Friday, hundreds of strangers turned out to salute a fallen West Virginia veteran. Only a handful knew him; most didn’t know him at all.

Paul Jamison, a 64-year-old former Marine, passed away Wednesday at the Golden Living Center-Riverside in St. Albans. He left no known survivors.

But his situation touched the hearts of many, and they came out to pay their respects.

One couple, Harry and Rhonda Mitchell, saw Mr. Jamison’s obituary in the paper. “That line, ‘After an extensive search, there are no known survivors,’ really struck a chord with us,” Harry told us.

Harry is a self-described military brat who grew up mostly in Clarksburg; his wife a veteran of the U.S. Army. Though they had no personal connection with Mr. Jamison, the Mitchell’s made the time to attend his funeral at Donel C. Kinnard State Veterans Cemetery in Dunbar.

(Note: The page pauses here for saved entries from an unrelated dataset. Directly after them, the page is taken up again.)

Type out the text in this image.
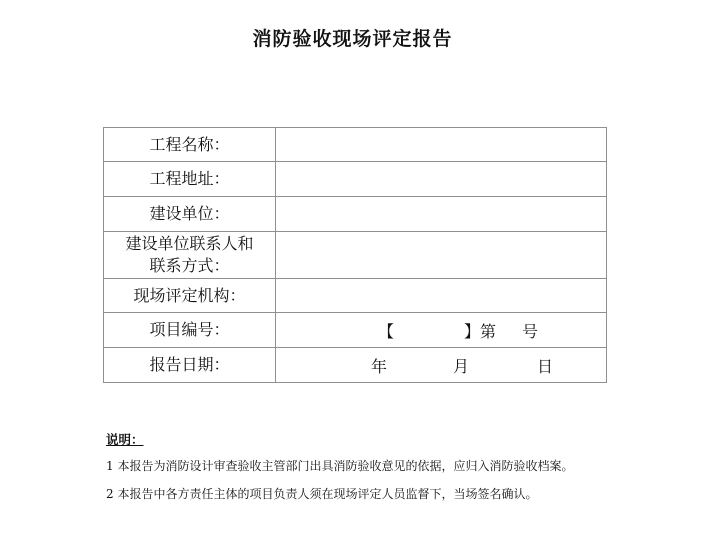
消防验收现场评定报告
工程名称：	
工程地址：	
建设单位：	

建设单位联系人和
联系方式：	

现场评定机构：	
项目编号：	【 】第 号

报告日期：	年 月 日
说明：
1 本报告为消防设计审查验收主管部门出具消防验收意见的依据，应归入消防验收档案。
2 本报告中各方责任主体的项目负责人须在现场评定人员监督下，当场签名确认。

“We were shocked by the turnout. It was huge.”

Mr. Jamison was laid to rest with full military honors and a 21-gun salute. Members of Brothers in Blue, Patriot Guard, Highways and Motorcycle Ministries, and even cadets from the West Virginia State Police Academy paid their respects.

Paul Emmitt Jamison was born September 17, 1952 in Mobile, Alabama. He joined the United States Marine Corps on April 7, 1971 in Jackson, Mississippi, during the Vietnam War.

He spent the last several years of his life in Dunbar. Those who knew him said he was a very friendly man who was reserved about his past.

After Mr. Jamison’s passing, Affordable Cremations of West Virginia helped locate his military records, said Mike Luikhart, Funeral Director. Luikhart said he had never encountered a situation like this.

The flag that draped Mr. Jamison’s casket will be flown on the cemetery’s Avenue of Flags.

“I will never forget him,” said one friend who asked not to be named. “He was a sweetheart, but most veterans are.”